Bullying is a fairly common topic in education nowadays. Frightened by the events at Columbine and such, many schools have set a zero-tolerance policy. The US Department of Health and Human Services has a Web site devoted to prevention of bullying. Experts from law enforcement and social work offer advice on how to deal with the problem.

That’s all great. I support it enthusiastically.

My purpose here, however, is to focus on “social bullying,” the threat of exclusion from a group, and ask, “What is it about human beings that leads them, within a social setting, to pick on the weak?”

You know what I mean. It’s personified in Stephen King’s breakout novel, Carrie. It’s been treated in countless other novels and movies. It is, in effect, a trope, and that says something about its universality.

The high school setting provides perhaps the most focused example. Nowhere else is such a cross-section of society gathered together in close proximity. Add walls, a ridiculously minute-conscious schedule, and an oppressive (if necessary) layer of adult authority, and voilà—human pressure cooker!

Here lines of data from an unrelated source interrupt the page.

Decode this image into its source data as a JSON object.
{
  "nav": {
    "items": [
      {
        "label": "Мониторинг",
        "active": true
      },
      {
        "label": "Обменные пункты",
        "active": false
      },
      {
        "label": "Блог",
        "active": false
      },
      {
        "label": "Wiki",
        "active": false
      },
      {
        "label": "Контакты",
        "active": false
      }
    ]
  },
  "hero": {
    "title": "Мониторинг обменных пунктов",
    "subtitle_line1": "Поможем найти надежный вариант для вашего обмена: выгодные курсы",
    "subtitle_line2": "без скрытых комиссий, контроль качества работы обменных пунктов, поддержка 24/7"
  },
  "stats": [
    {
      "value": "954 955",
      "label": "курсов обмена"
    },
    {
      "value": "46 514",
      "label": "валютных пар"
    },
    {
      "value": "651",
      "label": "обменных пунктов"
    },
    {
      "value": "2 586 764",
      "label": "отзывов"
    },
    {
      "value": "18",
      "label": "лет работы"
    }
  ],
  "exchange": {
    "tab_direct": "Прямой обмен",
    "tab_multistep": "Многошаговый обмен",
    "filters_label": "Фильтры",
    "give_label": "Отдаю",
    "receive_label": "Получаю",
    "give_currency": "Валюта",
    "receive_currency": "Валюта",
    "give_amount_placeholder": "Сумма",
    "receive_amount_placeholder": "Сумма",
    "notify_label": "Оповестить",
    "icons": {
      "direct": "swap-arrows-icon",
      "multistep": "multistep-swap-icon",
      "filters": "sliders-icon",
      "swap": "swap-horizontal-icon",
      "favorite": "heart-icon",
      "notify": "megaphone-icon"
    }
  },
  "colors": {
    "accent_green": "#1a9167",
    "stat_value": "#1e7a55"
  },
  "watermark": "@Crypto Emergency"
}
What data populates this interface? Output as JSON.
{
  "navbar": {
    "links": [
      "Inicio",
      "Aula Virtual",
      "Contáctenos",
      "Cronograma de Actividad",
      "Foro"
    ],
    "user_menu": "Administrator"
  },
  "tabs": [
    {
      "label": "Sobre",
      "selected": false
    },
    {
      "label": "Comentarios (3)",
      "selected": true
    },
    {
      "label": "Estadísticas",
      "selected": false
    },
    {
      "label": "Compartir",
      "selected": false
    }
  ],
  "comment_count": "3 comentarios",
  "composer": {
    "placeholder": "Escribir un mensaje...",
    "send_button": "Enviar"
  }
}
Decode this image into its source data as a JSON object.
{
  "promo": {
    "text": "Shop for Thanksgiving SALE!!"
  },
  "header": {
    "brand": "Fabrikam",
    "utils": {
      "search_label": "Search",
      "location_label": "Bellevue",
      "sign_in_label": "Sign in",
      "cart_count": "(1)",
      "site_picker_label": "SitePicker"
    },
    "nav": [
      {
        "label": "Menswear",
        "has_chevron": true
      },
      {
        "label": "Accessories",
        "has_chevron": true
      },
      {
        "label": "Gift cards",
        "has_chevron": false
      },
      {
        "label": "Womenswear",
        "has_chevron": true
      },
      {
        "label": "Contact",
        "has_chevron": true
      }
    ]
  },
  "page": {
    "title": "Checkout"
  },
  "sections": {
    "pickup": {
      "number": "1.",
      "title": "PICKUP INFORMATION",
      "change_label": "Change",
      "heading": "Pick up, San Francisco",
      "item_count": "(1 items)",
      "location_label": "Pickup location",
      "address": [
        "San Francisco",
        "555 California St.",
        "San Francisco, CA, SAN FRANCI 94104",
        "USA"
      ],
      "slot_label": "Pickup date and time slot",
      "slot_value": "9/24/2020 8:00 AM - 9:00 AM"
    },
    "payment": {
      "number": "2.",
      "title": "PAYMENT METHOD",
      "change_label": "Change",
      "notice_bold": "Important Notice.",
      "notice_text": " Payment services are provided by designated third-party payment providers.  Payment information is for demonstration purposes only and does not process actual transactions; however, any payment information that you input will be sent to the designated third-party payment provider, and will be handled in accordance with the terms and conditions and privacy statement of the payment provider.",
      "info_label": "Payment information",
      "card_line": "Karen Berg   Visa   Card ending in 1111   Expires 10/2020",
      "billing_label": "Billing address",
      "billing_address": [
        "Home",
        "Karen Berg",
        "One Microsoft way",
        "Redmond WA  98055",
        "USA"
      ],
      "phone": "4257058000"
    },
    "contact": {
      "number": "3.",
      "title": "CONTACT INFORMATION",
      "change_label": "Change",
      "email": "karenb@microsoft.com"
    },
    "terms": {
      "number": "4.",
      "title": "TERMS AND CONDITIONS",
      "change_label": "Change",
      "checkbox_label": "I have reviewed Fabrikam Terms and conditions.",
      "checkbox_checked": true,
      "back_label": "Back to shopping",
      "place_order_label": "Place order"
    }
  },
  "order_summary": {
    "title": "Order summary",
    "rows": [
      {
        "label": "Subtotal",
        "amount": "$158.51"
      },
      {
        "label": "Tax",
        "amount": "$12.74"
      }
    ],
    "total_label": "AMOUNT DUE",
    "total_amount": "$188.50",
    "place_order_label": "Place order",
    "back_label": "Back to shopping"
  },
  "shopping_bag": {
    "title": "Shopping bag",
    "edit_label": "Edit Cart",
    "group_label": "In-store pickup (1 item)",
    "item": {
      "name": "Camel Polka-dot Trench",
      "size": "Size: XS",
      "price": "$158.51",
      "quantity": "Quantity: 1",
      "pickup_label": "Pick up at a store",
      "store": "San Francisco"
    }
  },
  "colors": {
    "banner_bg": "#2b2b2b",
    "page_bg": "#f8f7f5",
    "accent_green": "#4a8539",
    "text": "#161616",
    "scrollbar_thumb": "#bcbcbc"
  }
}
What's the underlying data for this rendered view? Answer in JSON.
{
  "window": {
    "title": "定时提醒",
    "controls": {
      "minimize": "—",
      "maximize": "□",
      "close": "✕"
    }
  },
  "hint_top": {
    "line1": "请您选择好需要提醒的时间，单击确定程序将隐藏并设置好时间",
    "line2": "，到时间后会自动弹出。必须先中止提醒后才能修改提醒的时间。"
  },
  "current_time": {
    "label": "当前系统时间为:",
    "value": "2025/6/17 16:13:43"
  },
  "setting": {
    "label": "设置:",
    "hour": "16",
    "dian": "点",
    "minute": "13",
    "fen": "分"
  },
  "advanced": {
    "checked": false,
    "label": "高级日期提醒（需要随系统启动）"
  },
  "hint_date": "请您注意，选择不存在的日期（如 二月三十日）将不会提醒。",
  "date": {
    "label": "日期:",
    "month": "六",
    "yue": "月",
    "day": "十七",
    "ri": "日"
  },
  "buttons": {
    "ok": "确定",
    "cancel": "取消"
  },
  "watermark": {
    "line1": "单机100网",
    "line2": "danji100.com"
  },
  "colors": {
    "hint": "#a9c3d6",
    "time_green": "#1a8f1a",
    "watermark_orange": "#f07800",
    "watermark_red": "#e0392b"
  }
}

In this vat, bullying reaches its apparent worst. I’d argue, however, that high school is really just a miniature of society overall—that its purpose is not merely to teach content knowledge, but also social context. By extension, I’d argue that the bullying in high school reflects a larger problem with social coercion in society overall.

To put it another way, here’s my theory: There are two opposing forces acting upon every individual in a civilization. One is the force to excel, and that’s the one that gets the most direct attention, with awards given for competitions, financial rewards given for entrepreneurship, power given with political office, and so on. The other, less consciously recognized, is the force to fit in, to be part of the group (the herd), to not rock the boat.

When an individual fails to fit in, whether by excelling or by falling short, the herd instinct is to bring pressure to bear. People who excel learn to do so despite that pressure, but they do suffer ostracism. People who fall short are equally ostracized, but they lack even the compensation of excellence.

If we are honest with ourselves, we have to admit that even the kindest of us grow weary of weaklings. And by this, I don’t mean the disadvantaged. Virtually everyone respects the strength of a person who overcomes hardship. But until and unless that strength is evidenced, the instinct is to cut the person from the herd. It is simply a survival instinct: Keep up or die.

I’m not trying to justify that instinct. Rather, it is my hope is that by becoming aware of it, we can civilize ourselves further. Instead of bullying the different into depression and eventual suicide (I point you to the “Ask the Experts” section of the aforementioned HRSA site), we can build a society in which they are better able to contribute. In the end, that is what civilization is really all about.